While research elsewhere has made mobile units, Purdue’s Agrawal commented “Material like corn stover and wood chips has low energy density…It makes more sense to process biomass into liquid fuel with a mobile platform and then take this fuel to a central refinery for further processing before using it in internal combustion engines.”

Think in terms of units that can be mounted on a truck-bed – that’s an outcome envisioned by the inventors.

Where could that go? Well, think in terms, down the line, of the harvesting combine – snapping up the biomass, pyrolyzing in a few seconds, and producing a relatively stable crude bio-oil that can be pumped from the combine into a truck that runs parallel to the processor in the field – similar to the trucks that gather up and spirit away the grain produced by traditional combines.

Bio-oil might then be shipped via pipeline, rail, barge or truck to a processing center – one which serves a far wider geography than can be served with a more traditional approach to harvesting and has to transport the entire original biomass to the plant.

Fascinating possibility.

Over at Brookhaven: unlocking the key for plant to make more oil

But that could be only the second most interesting development of the week.

A group of researchers at Brookhaven National Laboratory have found the mechanism that plants use to limit the production of oils in their oilseeds, and published their work recently in the Proceedings of the National Academy of Sciences.

Now, oil production in plants is a complicated process involving a bunch on intermediates that we’ll skip over for now.

In English: Here’s the key take-away: the group found that, as the plant goes through its metabolic cycle, the more oil it produces, the more a key enzyme gets inhibited and slows down oil production, in a biofeedback loop.

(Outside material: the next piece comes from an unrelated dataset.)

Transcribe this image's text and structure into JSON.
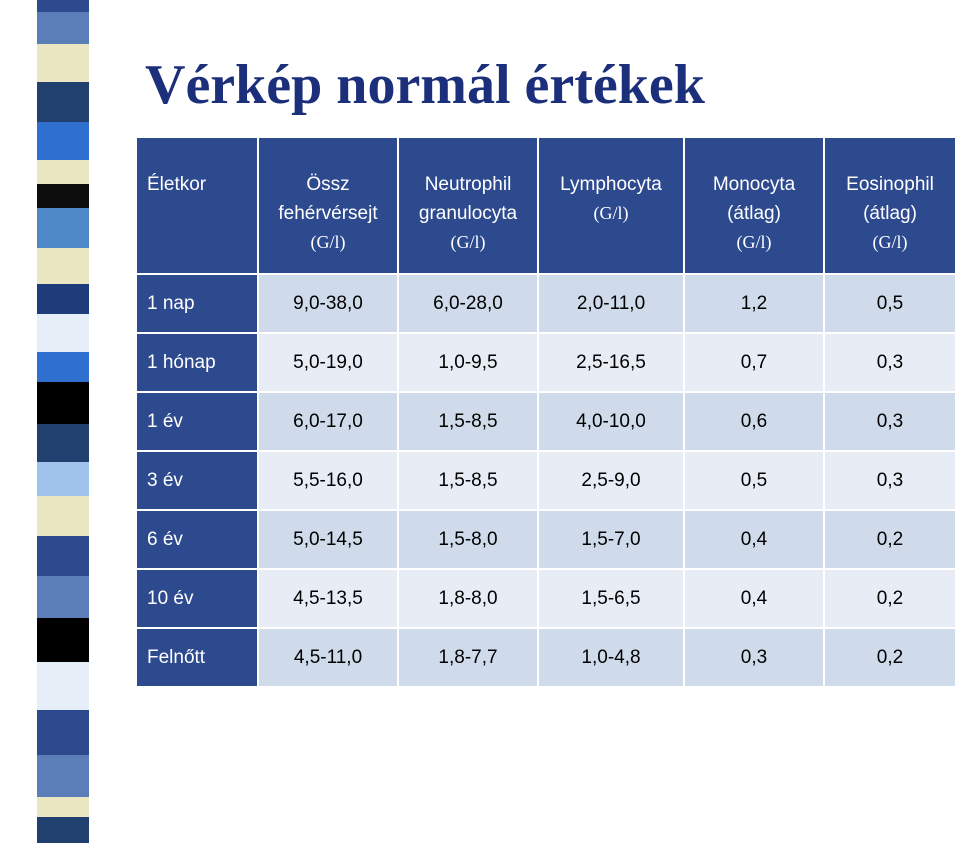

Sort of like the way the human body signals “full” to slow down food intake.

In Geek-speak: During the step when it is converting acetyl-CoA to produce malonyl-CoA, the increasing levels of the first desaturated fatty acids inhibits the enzyme Acetyl-CoA carboxylase.

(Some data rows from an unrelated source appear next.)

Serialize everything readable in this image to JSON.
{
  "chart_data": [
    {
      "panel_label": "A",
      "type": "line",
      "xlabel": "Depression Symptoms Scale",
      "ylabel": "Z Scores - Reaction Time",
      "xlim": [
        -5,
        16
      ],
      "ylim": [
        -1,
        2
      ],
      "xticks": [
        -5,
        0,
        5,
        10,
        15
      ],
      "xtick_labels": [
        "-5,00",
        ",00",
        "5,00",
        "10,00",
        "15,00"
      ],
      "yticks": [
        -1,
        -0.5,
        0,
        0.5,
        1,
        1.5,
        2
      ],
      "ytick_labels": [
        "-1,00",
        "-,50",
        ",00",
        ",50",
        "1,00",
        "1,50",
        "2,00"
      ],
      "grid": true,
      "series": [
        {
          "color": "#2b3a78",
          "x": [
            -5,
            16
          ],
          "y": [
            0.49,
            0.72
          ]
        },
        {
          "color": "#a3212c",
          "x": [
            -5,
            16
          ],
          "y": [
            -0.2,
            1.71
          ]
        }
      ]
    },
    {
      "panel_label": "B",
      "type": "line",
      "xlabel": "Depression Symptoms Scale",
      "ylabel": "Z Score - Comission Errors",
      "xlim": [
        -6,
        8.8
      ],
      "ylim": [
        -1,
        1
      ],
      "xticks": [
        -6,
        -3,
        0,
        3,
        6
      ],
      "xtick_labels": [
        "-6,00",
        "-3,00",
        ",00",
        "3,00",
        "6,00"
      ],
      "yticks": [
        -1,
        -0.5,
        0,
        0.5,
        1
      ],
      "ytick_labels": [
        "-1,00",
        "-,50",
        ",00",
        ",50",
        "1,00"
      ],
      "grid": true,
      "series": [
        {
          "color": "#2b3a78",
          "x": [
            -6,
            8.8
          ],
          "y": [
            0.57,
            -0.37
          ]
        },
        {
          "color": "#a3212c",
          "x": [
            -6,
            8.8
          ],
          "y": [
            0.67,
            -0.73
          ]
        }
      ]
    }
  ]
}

Why important? Now discovered, researchers can go to work on exploring how they might interfere with the process, including biochemical schemes to keep the “slow-down” signaling metabolite from accumulating, ways to block its effects on ACCase, and more.

“Now that we understand how this system operates—how plants ‘know’ when they’ve made enough oil and how they slow down production—we can look for ways to break the feedback loop so they keep making more oil,” said Brookhaven biochemist John Shanklin, the group’s leader.

By interfering with that process, the group might well be able to substantially increase oil production in plants – or, possibly – since this is a process that goes all the way back in the evolutionary cycle and is found in algae, and even bacteria – radically increase oil production in the microcellular feedstocks.

Which, in turn, could make viable a number of highly desirable feedstock plants and algae, that simply don’t produce enough oil but are highly prized for other characteristics.

Of course, some enterprising food chemist is probably off to the races trying to do the opposite – finding ways to insert even more inhibitors into, say, cupcakes – making it impossible for bodies to make oils and fats when eating sugar-rich foods.

The bottom line: Mill vs Drill

For now, think the more traditional oilseed crops like canola, rather than hoping for a radical breakthrough in, say, cyanobacteria. But overall, a sign that science is far, far away from being done with discovering an optimizing the bio pathway to oil.

Which of course, is the point that so many industry execs have been making for a long time. While the fundamentals of finite supply and growing population dictate that crude oil will become more expensive over time, the accelerating work in the life sciences dictate that the cost of carbs and lipids will come down over time.

Good news for this who are betting that the mills will ultimately win out over the drills.